- Born: September 29, 1915
- Died: July 1, 2004 (aged 88)
- Known for: Work with LSD and other psychedelic drugs, psychedelic-assisted psychotherapy

= Betty Eisner =

American psychologist (1915–2004)

Betty Grover Eisner (September 29, 1915 – July 1, 2004) was an American psychologist known for pioneering the use of LSD and other psychedelic drugs as adjuncts to psychotherapy.

== Early life and education ==
Eisner grew up in Kansas City, Missouri, where she graduated from the Sunset Hill School in 1933. She earned her undergraduate degree in political science from Stanford University in 1937. During World War II, she served as a Red Cross volunteer. After the war, she traveled across Europe, an experience she documented in a series of letters to the Los Angeles Times. After returning to the U.S., she earned a Ph.D. in clinical psychology from the University of California, Los Angeles.

== Professional life ==
Eisner conducted psychotherapy research, first with Sidney Cohen at the Neuropsychiatric Hospital Veterans Administration Center in Los Angeles and, later, from her private practice in Los Angeles. Eisner authored a book, The Unused Potential of Marriage and Sex, which was published in 1970. She also helped found The School for Learning, which taught English in Mexico. In the 1990s, she maintained a private practice in Santa Monica, California, occasionally publishing articles on psychotherapy and serving on the board of advisors for the Albert Hofmann Foundation. In 2002, Eisner wrote an unpublished autobiographical account of her career entitled Remembrances of LSD Therapy Past.

== LSD research ==
Throughout her career, Eisner had made significant contributions to the field of psychedelic research. She conducted early research into the use of LSD to treat alcoholism and maintained an active interest in hallucinogens throughout her career. Along with Sidney Cohen, Eisner appears to have originated the practice of using simultaneous male and female therapists or researchers during human hallucinogen administration. Eisner was a therapist for Bill Wilson, co-founder of Alcoholics Anonymous, when he tried LSD. In addition to using hallucinogens like LSD and mescaline in psychedelic therapy, Eisner also gave stimulants such as methylphenidate and the inhaled gas mixture carbogen to her patients.

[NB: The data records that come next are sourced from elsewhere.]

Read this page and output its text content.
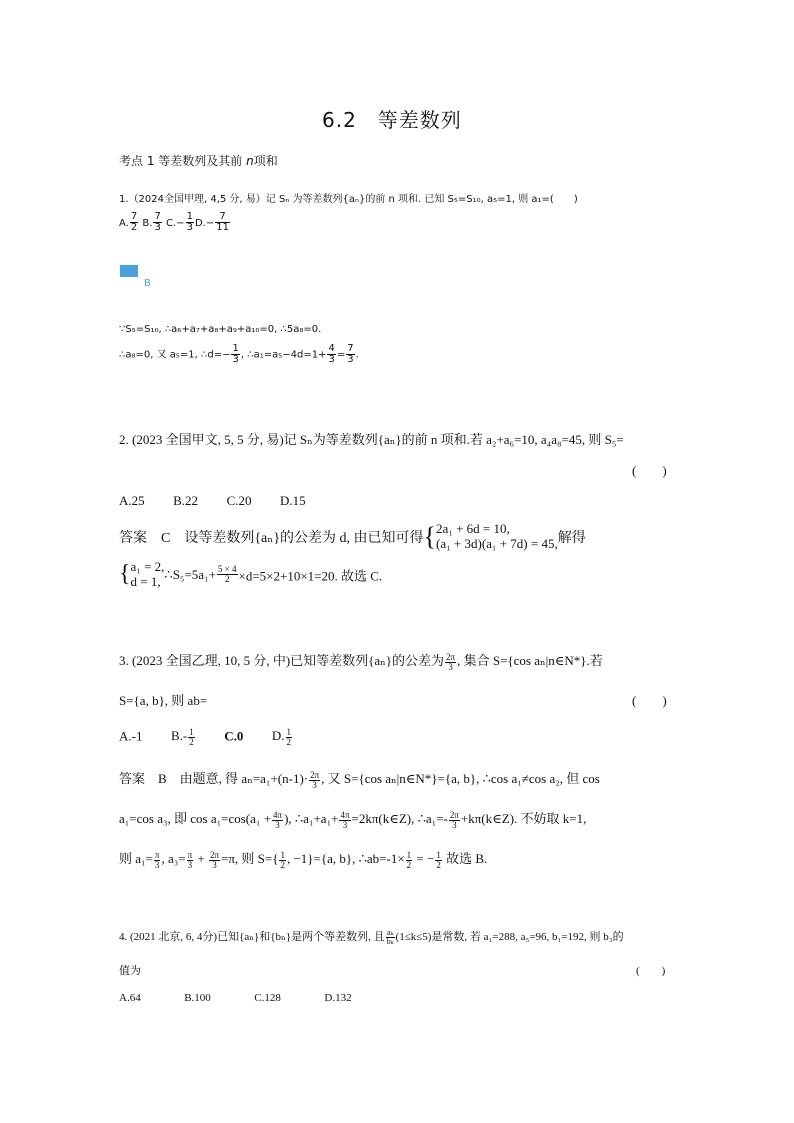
6.2　等差数列
考点 1 等差数列及其前 n项和
1.（2024全国甲理, 4,5 分, 易）记 Sₙ 为等差数列{aₙ}的前 n 项和. 已知 S₅=S₁₀, a₅=1, 则 a₁=(　　)
A. $\frac{7}{2} B$. $\frac{7}{3} C.- \frac{1}{3} D.- \frac{7}{11}$
B
∵S₅=S₁₀, ∴a₆+a₇+a₈+a₉+a₁₀=0, ∴5a₈=0.
∴a₈=0, 又 a₅=1, ∴d=− $\frac{1}{3}$ , ∴a₁=a₅−4d=1+ $\frac{4}{3} = \frac{7}{3}$ .
2. (2023 全国甲文, 5, 5 分, 易)记 Sₙ为等差数列{aₙ}的前 n 项和.若 a₂+a₆=10, a₄a₈=45, 则 S₅=
(　　)
A.25 B.22 C.20 D.15
答案　C　设等差数列{aₙ}的公差为 d, 由已知可得{ 2a₁ + 6d = 10,
(a₁ + 3d)(a₁ + 7d) = 45, 解得
{ a₁ = 2,
d = 1, ∴S₅=5a₁+ $\frac{5 \times 4}{2} \times d=5\times 2+10\times 1=20$. 故选 C.
3. (2023 全国乙理, 10, 5 分, 中)已知等差数列{aₙ}的公差为 $\frac{2\pi}{3}$ , 集合 S={cos aₙ|n∈N*}.若
S={a, b}, 则 ab=	(　　)
A.-1 $B.- \frac{1}{2} C.0$ D. $\frac{1}{2}$
答案　B　由题意, 得 $a_n=a_1+(n-1)\cdot \frac{2\pi}{3}$ , 又 S={cos aₙ|n∈N*}={a, b}, ∴cos a₁≠cos a₂, 但 cos
a₁=cos a₃, 即 $\cos a_1=\cos(a_1 + \frac{4\pi}{3}$ ), ∴a₁+a₁+ $\frac{4\pi}{3}$ =2kπ(k∈Z), ∴a₁=- $\frac{2\pi}{3}$ +kπ(k∈Z). 不妨取 k=1,
则 $a_1= \frac{\pi}{3}$ , $a_3= \frac{\pi}{3} + \frac{2\pi}{3} =\pi$, 则 $S=\{ \frac{1}{2}$ , −1}={a, b}, ∴ab=-1× $\frac{1}{2}$ = − $\frac{1}{2}$ 故选 B.
4. (2021 北京, 6, 4分)已知{aₙ}和{bₙ}是两个等差数列, 且 $\frac{\text{aₖ}}{\text{bₖ}} (1\le k\le 5)$是常数, 若 a₁=288, a₅=96, b₁=192, 则 b₃的
值为	(　　)
A.64	B.100	C.128	D.132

However, Eisner's interest in finding new tools for psychotherapy was not limited to drugs. Eisner was particularly focused on extra-pharmacological variables that she felt influenced outcome of psychotherapeutic sessions. She considered the specific individuals present as an important variable in therapeutic outcome and sometimes conducted sessions in group settings. Some of these group sessions included "encounter group"-style expression and body work. Eisner also described the psychotherapeutic importance of a variable she called 'matrix.' This term encompassed the everyday living space and larger social context in which the patient lived and returned to between sessions.

Betty Eisner's publications and personal correspondence are archived at Stanford University.